To sum up , the skew is that recipients such as temples, village rituals, Hindu schools who would otherwise be beneficiaries of normal everyday people are now cut out of the loop. Secular and posh NGOs who would never be the recipient of normal everyday donors are now rolling in crores. This is an abhorrent and unacceptable skew. I do not even want to get into the outright communal and vitriolic campaign by the likes of Ram Guha who doubt the Hindu Societies willingness to be philanthropic.
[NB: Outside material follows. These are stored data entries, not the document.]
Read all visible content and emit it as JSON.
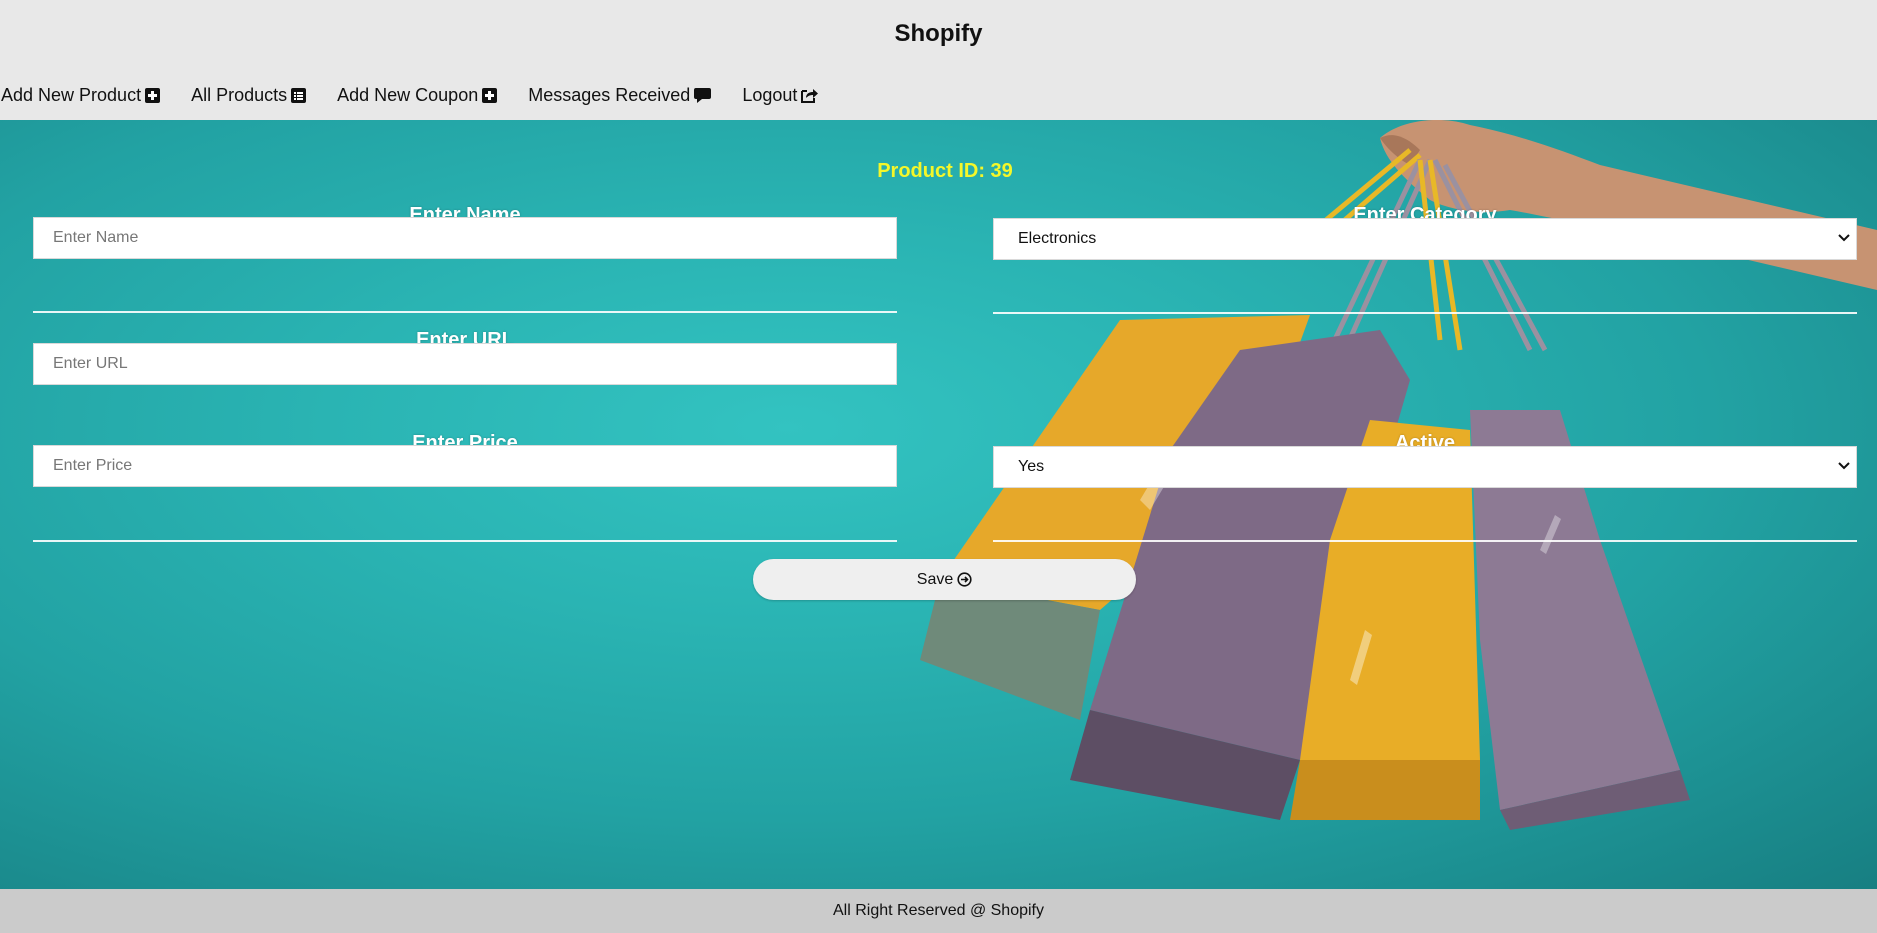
{
  "app": {
    "title": "Shopify"
  },
  "nav": {
    "items": [
      {
        "label": "Add New Product",
        "icon": "plus-square-icon"
      },
      {
        "label": "All Products",
        "icon": "list-alt-icon"
      },
      {
        "label": "Add New Coupon",
        "icon": "plus-square-icon"
      },
      {
        "label": "Messages Received",
        "icon": "comment-icon"
      },
      {
        "label": "Logout",
        "icon": "share-square-icon"
      }
    ]
  },
  "form": {
    "product_id": "Product ID: 39",
    "name": {
      "label": "Enter Name",
      "placeholder": "Enter Name",
      "value": ""
    },
    "category": {
      "label": "Enter Category",
      "selected": "Electronics"
    },
    "url": {
      "label": "Enter URL",
      "placeholder": "Enter URL",
      "value": ""
    },
    "price": {
      "label": "Enter Price",
      "placeholder": "Enter Price",
      "value": ""
    },
    "active": {
      "label": "Active",
      "selected": "Yes"
    },
    "save": {
      "label": "Save",
      "icon": "arrow-circle-right-icon"
    }
  },
  "footer": {
    "text": "All Right Reserved @ Shopify"
  },
  "colors": {
    "accent_yellow": "#f4f72a",
    "hero_teal": "#2ab4b3",
    "header_bg": "#e8e8e8",
    "footer_bg": "#cbcbcb"
  }
}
Secondary effects – social status
With CSR money, an entire galaxy of corporate angels are born. They are able to project their philanthropy far and wide, in slums and forests, from billboards where Ambanis and Tatas and Mittals beam down on you hugging poor kids. They are almost the new government. They are accumulating enormous social and dare I say, political capital. To the extent it comes out of the 2% mandatory CSR it is social heroes created out of stolen money. Sooner or later, these larger than life angels will back political parties or think tanks and their aura rubs off on them. Worse they can condemn certain other types of thoughts and guide the dissent that way.
A tax is better
Contrary to what you think a 2% extra corporate tax is better than Mandatory CSR. An extra tax can help rationalize bring down, overall corporate tax rates for big and small corporates. Once the money is in the govt kitty we atleast have democratic institutions that determine how they get spent in accordance with wishes of the people.
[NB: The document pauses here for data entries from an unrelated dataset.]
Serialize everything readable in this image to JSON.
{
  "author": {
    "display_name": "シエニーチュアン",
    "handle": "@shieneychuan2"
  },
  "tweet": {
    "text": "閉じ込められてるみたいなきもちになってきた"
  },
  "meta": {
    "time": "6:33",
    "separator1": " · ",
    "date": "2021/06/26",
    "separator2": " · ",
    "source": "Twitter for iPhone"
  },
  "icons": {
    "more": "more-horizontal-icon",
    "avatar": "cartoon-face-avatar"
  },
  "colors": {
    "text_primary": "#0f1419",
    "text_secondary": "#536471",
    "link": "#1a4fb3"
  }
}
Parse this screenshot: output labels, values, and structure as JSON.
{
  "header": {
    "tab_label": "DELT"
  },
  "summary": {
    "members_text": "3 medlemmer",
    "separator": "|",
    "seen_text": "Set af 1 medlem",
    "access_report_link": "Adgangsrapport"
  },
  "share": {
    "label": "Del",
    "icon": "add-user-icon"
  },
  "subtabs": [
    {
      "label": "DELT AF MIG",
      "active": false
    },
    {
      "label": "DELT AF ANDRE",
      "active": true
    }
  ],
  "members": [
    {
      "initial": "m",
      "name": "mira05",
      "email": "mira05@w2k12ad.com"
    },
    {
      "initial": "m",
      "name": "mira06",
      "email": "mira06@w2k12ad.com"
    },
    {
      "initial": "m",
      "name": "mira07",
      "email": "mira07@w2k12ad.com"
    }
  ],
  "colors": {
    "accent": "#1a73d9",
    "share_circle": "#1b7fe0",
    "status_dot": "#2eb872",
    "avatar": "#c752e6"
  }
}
The corruption argument is not worth responding to, because it would mean all income tax is bad and we should be allowed to buy gravel and tar with our money if we want public roads.
There is no principle behind the 2% number either. Why not 1% or 5%? Clearly companies with large social and environmental impact such as Mining, Meat Packing, large consumers of water, need to spend way more than 2% to get the folks in their impact area on their side.
Anyway you look at it. This mandatory CSR disrupts market mechanisms, creates uncertainty, skews philanthropic allocations, introduces more regulation and compliance, endless nuisance of NGOs bickering and fighting with each other, extortion.
But there is one bright spot. It applies to all religions. C’est la vie.